Of course, there’s always the added pressure of expectation with a Star Trek show. The franchise made its name by creating sci-fi short stories reflecting our present day. Mount says everyone involved in Strange New Worlds has been eager to lean into that aspect of Star Trek’s legacy.

“I think a TV series, maybe at its best, can serve as a metaphorical platform to talk about other stuff that’s happening right now, and I think you saw a good dose of that in the first episode,” Mount says. “I was very pleased with this network and with our leaders at Secret Hideout and Roddenberry Entertainment for having the guts to go there. I think that Star Trek has a mandate to do that.”

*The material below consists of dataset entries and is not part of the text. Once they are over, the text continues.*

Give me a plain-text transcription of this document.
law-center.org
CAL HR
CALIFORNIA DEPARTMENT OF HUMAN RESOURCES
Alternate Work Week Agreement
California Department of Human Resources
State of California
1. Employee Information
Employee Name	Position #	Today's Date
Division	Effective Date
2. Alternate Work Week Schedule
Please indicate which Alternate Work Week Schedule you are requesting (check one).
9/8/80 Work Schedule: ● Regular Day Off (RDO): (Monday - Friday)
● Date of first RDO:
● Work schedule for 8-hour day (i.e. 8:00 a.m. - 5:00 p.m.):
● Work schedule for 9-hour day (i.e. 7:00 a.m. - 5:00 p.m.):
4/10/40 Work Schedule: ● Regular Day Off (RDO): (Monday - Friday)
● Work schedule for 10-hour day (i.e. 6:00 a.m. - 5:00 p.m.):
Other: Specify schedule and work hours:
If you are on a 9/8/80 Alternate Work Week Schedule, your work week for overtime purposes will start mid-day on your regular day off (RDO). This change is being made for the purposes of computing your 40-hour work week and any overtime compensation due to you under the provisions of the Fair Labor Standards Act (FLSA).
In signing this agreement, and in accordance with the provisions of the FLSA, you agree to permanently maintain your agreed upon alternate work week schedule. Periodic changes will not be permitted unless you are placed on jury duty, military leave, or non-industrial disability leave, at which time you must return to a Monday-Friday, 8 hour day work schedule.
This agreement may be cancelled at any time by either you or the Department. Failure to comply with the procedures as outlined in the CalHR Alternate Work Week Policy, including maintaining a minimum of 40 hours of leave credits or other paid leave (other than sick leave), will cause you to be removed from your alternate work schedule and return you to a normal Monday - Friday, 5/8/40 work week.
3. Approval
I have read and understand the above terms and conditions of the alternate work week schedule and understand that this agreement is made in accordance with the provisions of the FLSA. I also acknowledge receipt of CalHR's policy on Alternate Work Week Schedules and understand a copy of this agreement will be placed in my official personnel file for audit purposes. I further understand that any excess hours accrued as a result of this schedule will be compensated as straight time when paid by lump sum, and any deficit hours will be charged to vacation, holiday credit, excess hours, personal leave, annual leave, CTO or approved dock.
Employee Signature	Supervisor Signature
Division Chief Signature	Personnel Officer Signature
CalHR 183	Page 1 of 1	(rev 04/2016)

He continues, “I also think that we as artists have a mandate too. I mean, I think at a certain point you have to decide if Carl Sagan was right. Are we made of star-stuff? I think it’s pretty clear we are, and that’s just another way of saying we are the universe experiencing itself, right? And I think that as artists part of our mandate is to shepherd along that sense of discovering what it means to be human, what it means to be in this world, what it means to be in this universe, and if we can do even just a bit of that in the show, I will feel a sense of accomplishment.”

Star Trek: Strange New Worlds premieres on Paramount+ on May 5th.